L'animal eu un gémissement triste en réponse.
Carmen eut un rire a la réponse de son oncle.
- Ce chien réussira un jour à faire qu'Ann l'aime. Je crois que c'est son objectif.
- Très certainement, yoi. Bon. Tu vas annoncer aux autres ?
- Oui.
La médecin sortit sur le pont. Marina était à la barre et la Calm Belt était en face d'eux. Seule Kali permettait d'avancer pour l'instant.
- Ann. Prépare ton meilleur tailleur. Un procès est prévu à Enies Lobby.
- J'ai orangé, marron, mauve et noir en couleur de tailleurs, je te laisse choisir, lui répondit la yôkai d'un ton montrant que ça lui passait un peu au-dessus de la tête. Sors-nous déjà de la Calm Belt, Kaze-chan et on verra la suite plus tard.

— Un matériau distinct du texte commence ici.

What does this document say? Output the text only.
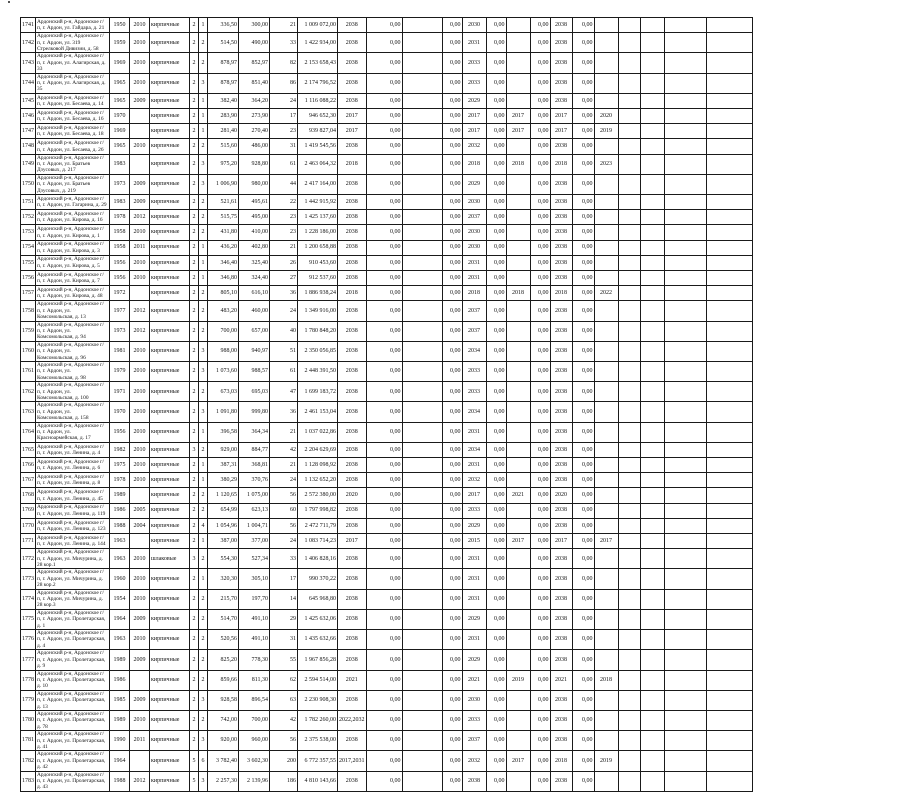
1741	Ардонский р-н, Ардонское г/п, г. Ардон, ул. Гайдара, д. 21	1950	2010	кирпичные	2	1	336,50	300,00	21	1 009 072,00	2038	0,00		0,00	2030	0,00		0,00	2038	0,00					
1742	Ардонский р-н, Ардонское г/п, г. Ардон, ул. 319 Стрелковой Дивизии, д. 58	1959	2010	кирпичные	2	2	514,50	490,00	33	1 422 934,00	2038	0,00		0,00	2031	0,00		0,00	2038	0,00					
1743	Ардонский р-н, Ардонское г/п, г. Ардон, ул. Алагирская, д. 33	1969	2010	кирпичные	2	2	878,97	852,97	82	2 153 658,43	2038	0,00		0,00	2033	0,00		0,00	2038	0,00					
1744	Ардонский р-н, Ардонское г/п, г. Ардон, ул. Алагирская, д. 35	1965	2010	кирпичные	2	3	878,97	851,40	86	2 174 796,52	2038	0,00		0,00	2033	0,00		0,00	2038	0,00					
1745	Ардонский р-н, Ардонское г/п, г. Ардон, ул. Бесаева, д. 14	1965	2009	кирпичные	2	1	382,40	364,20	24	1 116 088,22	2038	0,00		0,00	2029	0,00		0,00	2038	0,00					
1746	Ардонский р-н, Ардонское г/п, г. Ардон, ул. Бесаева, д. 16	1970		кирпичные	2	1	283,90	273,90	17	946 652,30	2017	0,00		0,00	2017	0,00	2017	0,00	2017	0,00	2020				
1747	Ардонский р-н, Ардонское г/п, г. Ардон, ул. Бесаева, д. 18	1969		кирпичные	2	1	281,40	270,40	23	939 827,04	2017	0,00		0,00	2017	0,00	2017	0,00	2017	0,00	2019				
1748	Ардонский р-н, Ардонское г/п, г. Ардон, ул. Бесаева, д. 26	1965	2010	кирпичные	2	2	515,60	486,00	31	1 419 545,56	2038	0,00		0,00	2032	0,00		0,00	2038	0,00					
1749	Ардонский р-н, Ардонское г/п, г. Ардон, ул. Братьев Дзусовых, д. 217	1983		кирпичные	2	3	975,20	928,80	61	2 463 064,32	2018	0,00		0,00	2018	0,00	2018	0,00	2018	0,00	2023				
1750	Ардонский р-н, Ардонское г/п, г. Ардон, ул. Братьев Дзусовых, д. 219	1973	2009	кирпичные	2	3	1 006,90	980,00	44	2 417 164,00	2038	0,00		0,00	2029	0,00		0,00	2038	0,00					
1751	Ардонский р-н, Ардонское г/п, г. Ардон, ул. Гагарина, д. 29	1983	2009	кирпичные	2	2	521,61	495,61	22	1 442 915,92	2038	0,00		0,00	2030	0,00		0,00	2038	0,00					
1752	Ардонский р-н, Ардонское г/п, г. Ардон, ул. Кирова, д. 16	1978	2012	кирпичные	2	2	515,75	495,00	23	1 425 137,60	2038	0,00		0,00	2037	0,00		0,00	2038	0,00					
1753	Ардонский р-н, Ардонское г/п, г. Ардон, ул. Кирова, д. 1	1958	2010	кирпичные	2	2	431,80	410,00	23	1 228 186,00	2038	0,00		0,00	2030	0,00		0,00	2038	0,00					
1754	Ардонский р-н, Ардонское г/п, г. Ардон, ул. Кирова, д. 3	1958	2011	кирпичные	2	1	436,20	402,80	21	1 200 658,88	2038	0,00		0,00	2030	0,00		0,00	2038	0,00					
1755	Ардонский р-н, Ардонское г/п, г. Ардон, ул. Кирова, д. 5	1956	2010	кирпичные	2	1	346,40	325,40	26	910 453,60	2038	0,00		0,00	2031	0,00		0,00	2038	0,00					
1756	Ардонский р-н, Ардонское г/п, г. Ардон, ул. Кирова, д. 7	1956	2010	кирпичные	2	1	346,80	324,40	27	912 537,60	2038	0,00		0,00	2031	0,00		0,00	2038	0,00					
1757	Ардонский р-н, Ардонское г/п, г. Ардон, ул. Кирова, д. 48	1972		кирпичные	2	2	805,10	616,10	36	1 886 938,24	2018	0,00		0,00	2018	0,00	2018	0,00	2018	0,00	2022				
1758	Ардонский р-н, Ардонское г/п, г. Ардон, ул. Комсомольская, д. 13	1977	2012	кирпичные	2	2	483,20	460,00	24	1 349 916,00	2038	0,00		0,00	2037	0,00		0,00	2038	0,00					
1759	Ардонский р-н, Ардонское г/п, г. Ардон, ул. Комсомольская, д. 94	1973	2012	кирпичные	2	2	700,00	657,00	40	1 780 848,20	2038	0,00		0,00	2037	0,00		0,00	2038	0,00					
1760	Ардонский р-н, Ардонское г/п, г. Ардон, ул. Комсомольская, д. 96	1981	2010	кирпичные	2	3	988,00	940,97	51	2 350 056,85	2038	0,00		0,00	2034	0,00		0,00	2038	0,00					
1761	Ардонский р-н, Ардонское г/п, г. Ардон, ул. Комсомольская, д. 98	1979	2010	кирпичные	2	3	1 073,60	988,57	61	2 448 391,50	2038	0,00		0,00	2033	0,00		0,00	2038	0,00					
1762	Ардонский р-н, Ардонское г/п, г. Ардон, ул. Комсомольская, д. 100	1971	2010	кирпичные	2	2	673,03	695,03	47	1 699 183,72	2038	0,00		0,00	2033	0,00		0,00	2038	0,00					
1763	Ардонский р-н, Ардонское г/п, г. Ардон, ул. Комсомольская, д. 158	1970	2010	кирпичные	2	3	1 091,80	999,80	36	2 461 153,04	2038	0,00		0,00	2034	0,00		0,00	2038	0,00					
1764	Ардонский р-н, Ардонское г/п, г. Ардон, ул. Красноармейская, д. 17	1956	2010	кирпичные	2	1	396,58	364,34	21	1 037 022,86	2038	0,00		0,00	2031	0,00		0,00	2038	0,00					
1765	Ардонский р-н, Ардонское г/п, г. Ардон, ул. Ленина, д. 4	1982	2010	кирпичные	3	2	929,00	884,77	42	2 204 629,69	2038	0,00		0,00	2034	0,00		0,00	2038	0,00					
1766	Ардонский р-н, Ардонское г/п, г. Ардон, ул. Ленина, д. 6	1975	2010	кирпичные	2	1	387,31	368,81	21	1 128 098,92	2038	0,00		0,00	2031	0,00		0,00	2038	0,00					
1767	Ардонский р-н, Ардонское г/п, г. Ардон, ул. Ленина, д. 8	1978	2010	кирпичные	2	1	380,29	370,76	24	1 132 652,20	2038	0,00		0,00	2032	0,00		0,00	2038	0,00					
1768	Ардонский р-н, Ардонское г/п, г. Ардон, ул. Ленина, д. 45	1989		кирпичные	2	2	1 120,65	1 075,00	56	2 572 380,00	2020	0,00		0,00	2017	0,00	2021	0,00	2020	0,00					
1769	Ардонский р-н, Ардонское г/п, г. Ардон, ул. Ленина, д. 119	1986	2005	кирпичные	2	2	654,99	623,13	60	1 797 998,82	2038	0,00		0,00	2033	0,00		0,00	2038	0,00					
1770	Ардонский р-н, Ардонское г/п, г. Ардон, ул. Ленина, д. 123	1988	2004	кирпичные	2	4	1 054,96	1 004,71	56	2 472 711,79	2038	0,00		0,00	2029	0,00		0,00	2038	0,00					
1771	Ардонский р-н, Ардонское г/п, г. Ардон, ул. Ленина, д. 144	1963		кирпичные	2	1	387,00	377,00	24	1 083 714,23	2017	0,00		0,00	2015	0,00	2017	0,00	2017	0,00	2017				
1772	Ардонский р-н, Ардонское г/п, г. Ардон, ул. Мичурина, д. 28 кор.1	1963	2010	шлаковые	3	2	554,30	527,34	33	1 406 828,16	2038	0,00		0,00	2031	0,00		0,00	2038	0,00					
1773	Ардонский р-н, Ардонское г/п, г. Ардон, ул. Мичурина, д. 28 кор.2	1960	2010	кирпичные	2	1	320,30	305,10	17	990 370,22	2038	0,00		0,00	2031	0,00		0,00	2038	0,00					
1774	Ардонский р-н, Ардонское г/п, г. Ардон, ул. Мичурина, д. 28 кор.3	1954	2010	кирпичные	2	2	215,70	197,70	14	645 968,80	2038	0,00		0,00	2031	0,00		0,00	2038	0,00					
1775	Ардонский р-н, Ардонское г/п, г. Ардон, ул. Пролетарская, д. 1	1964	2009	кирпичные	2	2	514,70	491,10	29	1 425 632,06	2038	0,00		0,00	2029	0,00		0,00	2038	0,00					
1776	Ардонский р-н, Ардонское г/п, г. Ардон, ул. Пролетарская, д. 4	1963	2010	кирпичные	2	2	520,56	491,10	31	1 435 632,66	2038	0,00		0,00	2031	0,00		0,00	2038	0,00					
1777	Ардонский р-н, Ардонское г/п, г. Ардон, ул. Пролетарская, д. 9	1989	2009	кирпичные	2	2	825,20	778,30	55	1 967 856,28	2038	0,00		0,00	2029	0,00		0,00	2038	0,00					
1778	Ардонский р-н, Ардонское г/п, г. Ардон, ул. Пролетарская, д. 10	1986		кирпичные	2	2	859,66	811,30	62	2 594 514,00	2021	0,00		0,00	2021	0,00	2019	0,00	2021	0,00	2018				
1779	Ардонский р-н, Ардонское г/п, г. Ардон, ул. Пролетарская, д. 13	1985	2009	кирпичные	2	3	928,58	896,54	63	2 230 908,30	2038	0,00		0,00	2030	0,00		0,00	2038	0,00					
1780	Ардонский р-н, Ардонское г/п, г. Ардон, ул. Пролетарская, д. 78	1989	2010	кирпичные	2	2	742,00	700,00	42	1 782 260,00	2022,2032	0,00		0,00	2033	0,00		0,00	2038	0,00					
1781	Ардонский р-н, Ардонское г/п, г. Ардон, ул. Пролетарская, д. 41	1990	2011	кирпичные	2	3	920,00	960,00	56	2 375 538,00	2038	0,00		0,00	2037	0,00		0,00	2038	0,00					
1782	Ардонский р-н, Ардонское г/п, г. Ардон, ул. Пролетарская, д. 42	1964		кирпичные	5	6	3 782,40	3 602,30	200	6 772 357,55	2017,2031	0,00		0,00	2032	0,00	2017	0,00	2018	0,00	2019				
1783	Ардонский р-н, Ардонское г/п, г. Ардон, ул. Пролетарская, д. 43	1988	2012	кирпичные	5	3	2 257,30	2 139,96	186	4 810 143,66	2038	0,00		0,00	2038	0,00		0,00	2038	0,00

Mais si procès il y a, faut quelqu'un pour représenter le vice-amiral Rhyddid.
Rouge pouvait faire cela, mais elle ne pouvait se permettre de laisser ainsi Baterilla et surtout Luffy derrière. Puis, elle regarda Marco avec un autre œil et un petit sourire.
- Il te faudrait combien de temps pour apprendre assez sur le droit pénale et civile pour te prétendre avocat, bel oiseau ?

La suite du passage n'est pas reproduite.